A girl who I hung around with several years ago, as part of a group on nights out, never got to know her really well but she seemed nice.
She had a boyfriend and I met him 2/3 times.
They broke up around 3 years ago now, and I haven't seen her since. She's very close friends with our mutual friend and they talk every day, however she hasn't made much effort to stay in contact.
I've messaged her every few months i'd say, and she would reply but often after 10 days, or just not reply at all, so I gathered that she wasn't too fussed about me, even if her replies were friendly, I felt like it was more polite small talk.

With the mutual friend on the other hand, they speak every day and are very close.

I unexpectedly got in touch with her ex, we spent months talking during lockdown, developed feelings and we are now together which is really nice.

I have the girl on Facebook and she became suspicuous because we were commenting on each other's pages or whatever. Also, our mutual friend had told her that I had spoken to him (this was at the very start)

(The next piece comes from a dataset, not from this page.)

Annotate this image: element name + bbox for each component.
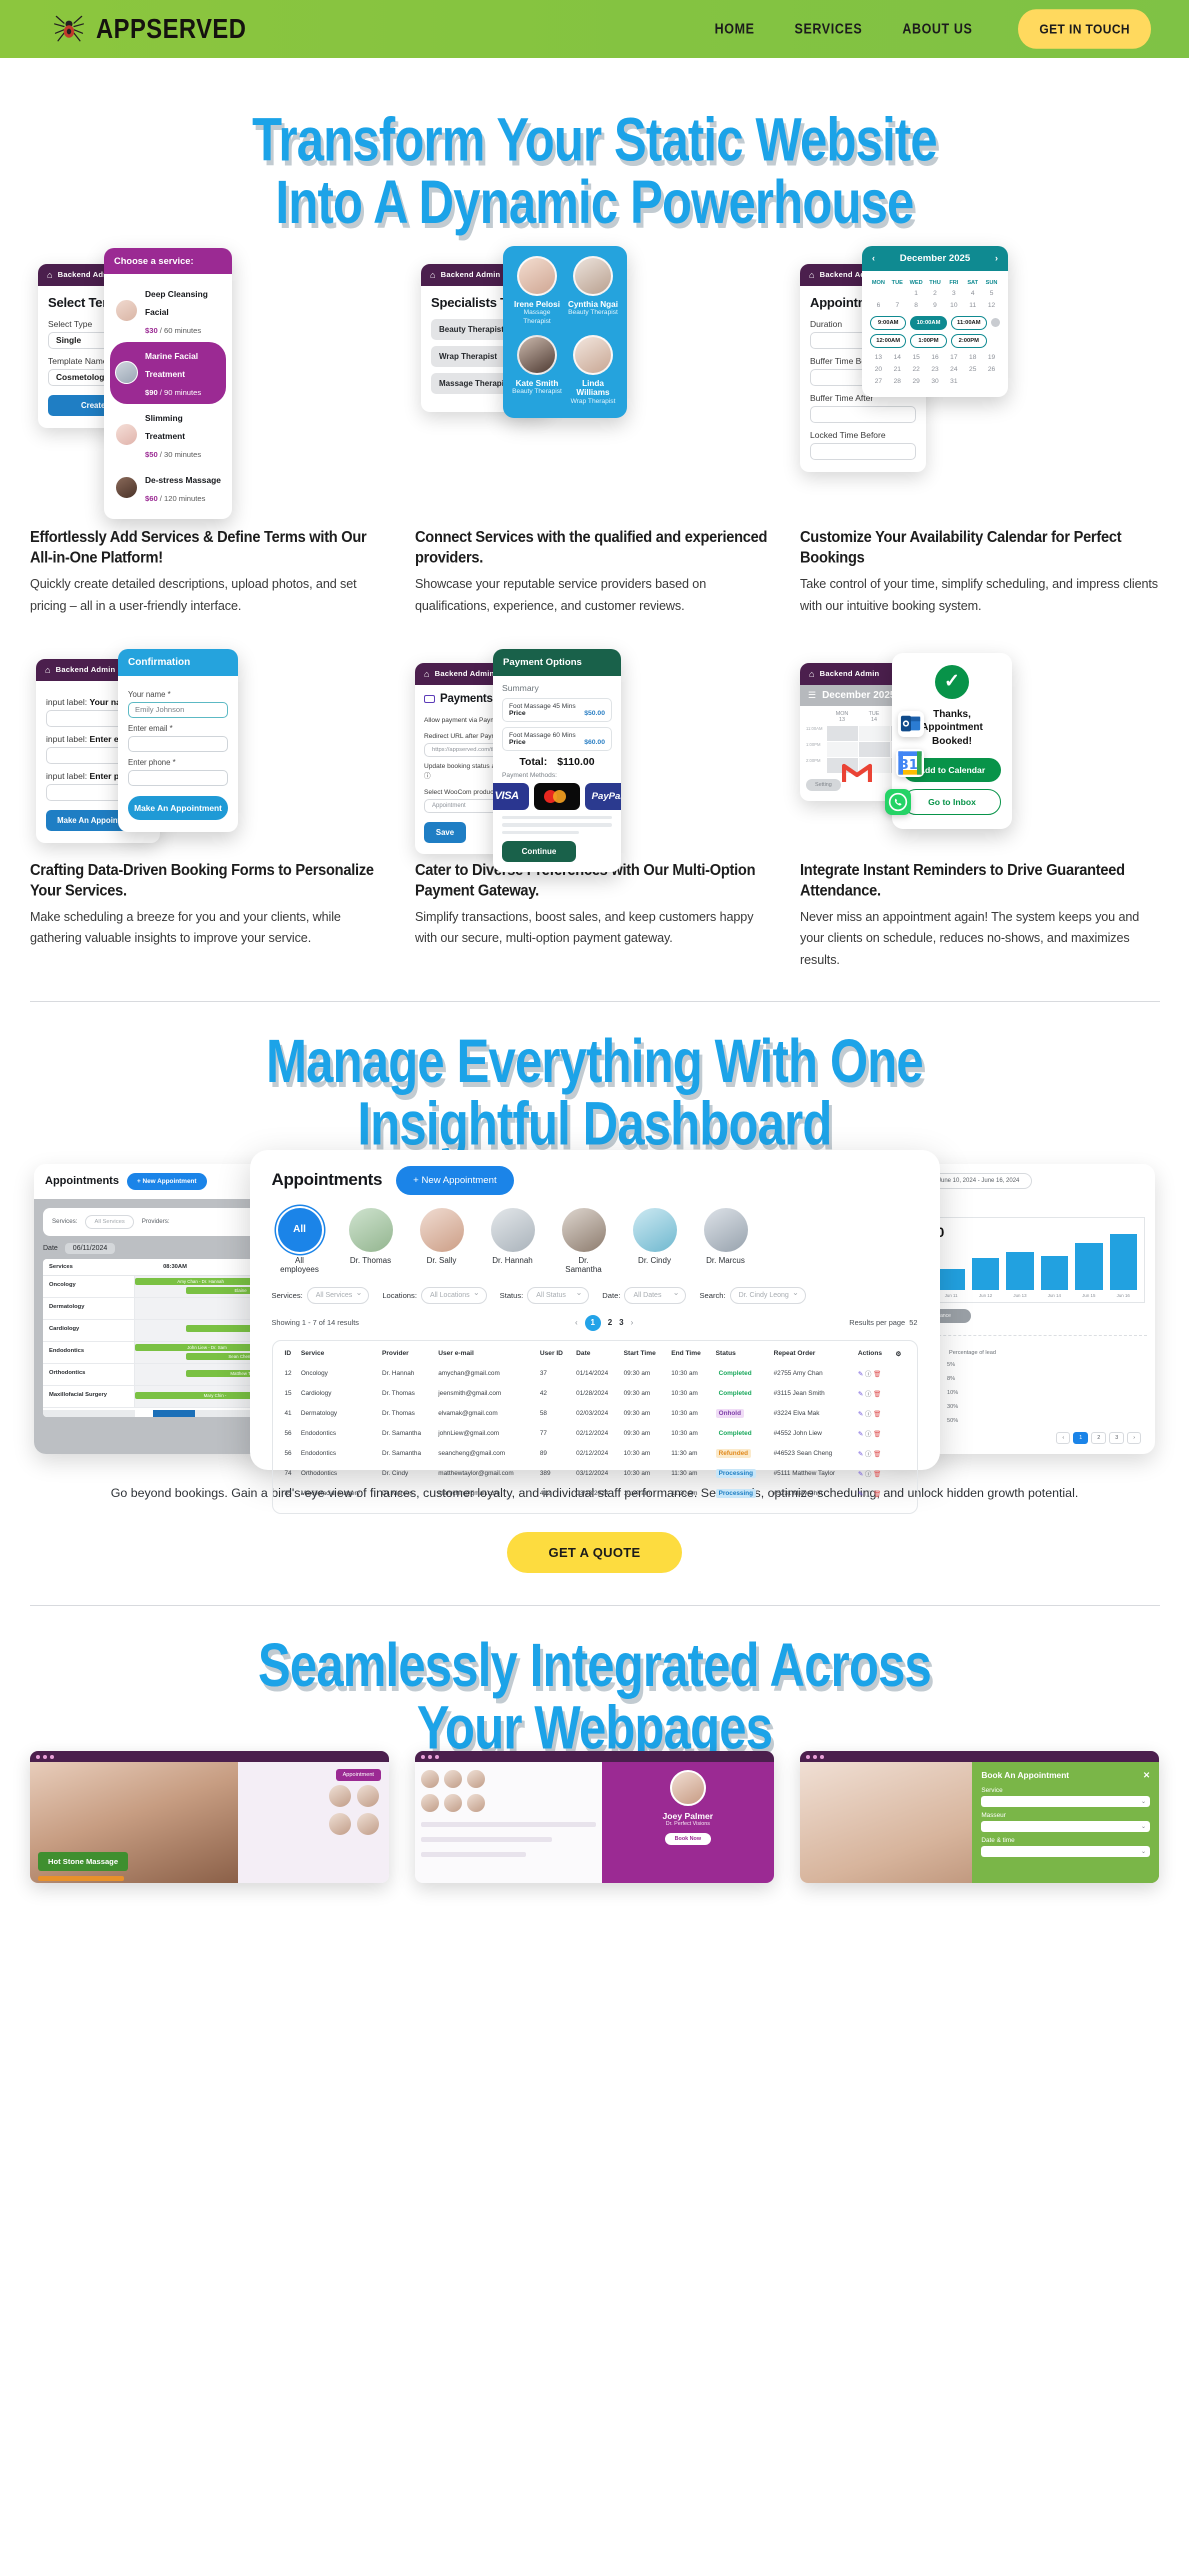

I felt guilty in a way but I don't think i'm doing anything wrong. It wasn't him who ended it, and they both said they were not happy together, I think she may have cheated but i'm not certain and have no proof. She has been with someone else now for over 2 years and lives with him.

Anyway, she doesn't really contact me first and clearly doesn't consider me a good friend so why should I ask her 'permission'? I thought I would tell her out of courtesy but that's it.

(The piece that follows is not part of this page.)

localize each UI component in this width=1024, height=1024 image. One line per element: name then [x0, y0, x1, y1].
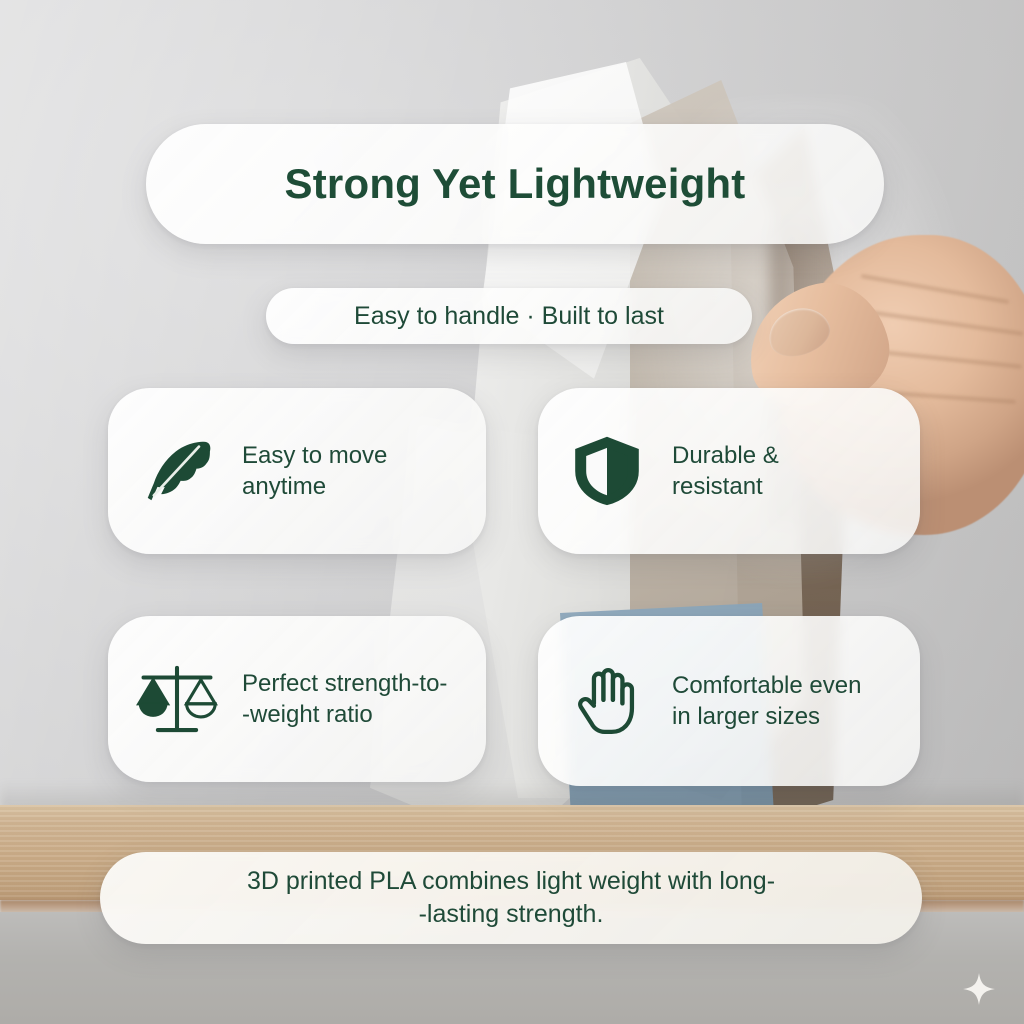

I wanted to wait until it was sure and official between us, but she messaged me very angry messages saying that she had seen our social media activity, how disrespectful I was, how she would 'never do that to anybody' how 'wrong' it was and that I 'needed to stop'.

She then said it was so weird to imagine us together.
I felt very bad because I had no intention of upsetting or hurting her and didn't want her to feel that way.
She told me she doesn't have any feelings and that he is perfectly allowed to move on (but apparently im not)

I just found it bizarre that she's had another boyfriend for 2 years yet is so angry about what her ex from years ago is doing ?
It also felt like she can pick and choose when i'm her friend, when it suits her.

I don't think i've been out of line ? I'm prepared for harsh replies but I don't think she had the right to talk to me like that. I was really sorry she was upset but looking back, it isn't her business.

OP posts:
BumbleBeee69 · 21/07/2020 21:43

@user1481840227
Great point by @BumbleBeee69**
People tend to bond a lot over a perceived shared enemy. It can probably create some false intimacy and a bit of a Romeo and Juliet thing lol

Yes thank you ... you worded better than I could lol ... Flowers

Bunnymumy · 21/07/2020 22:03

She sounds like a loon.
But I might be concerned that she suggested he was also dating her other friend. People don't tend to be paranoid as fuck for no reason.

That being said, considering her mental message, who knows.

Love51 · 21/07/2020 22:14

Am I the only person reading who is thinking round their friendship group going, 'yup, somebody's ex' 'oh, they're both somebody's ex, double whammy' and 'oh shit, better tell him DH he should never have started dating me!'

Honestly dating people from your extended social circle is totally normal. I like it better than online dating, because people come with references! You get to check them out for a while before becoming committed. Block, ignore and move on. As pp said, don't fixate and make her part of your (joint with boyf) story.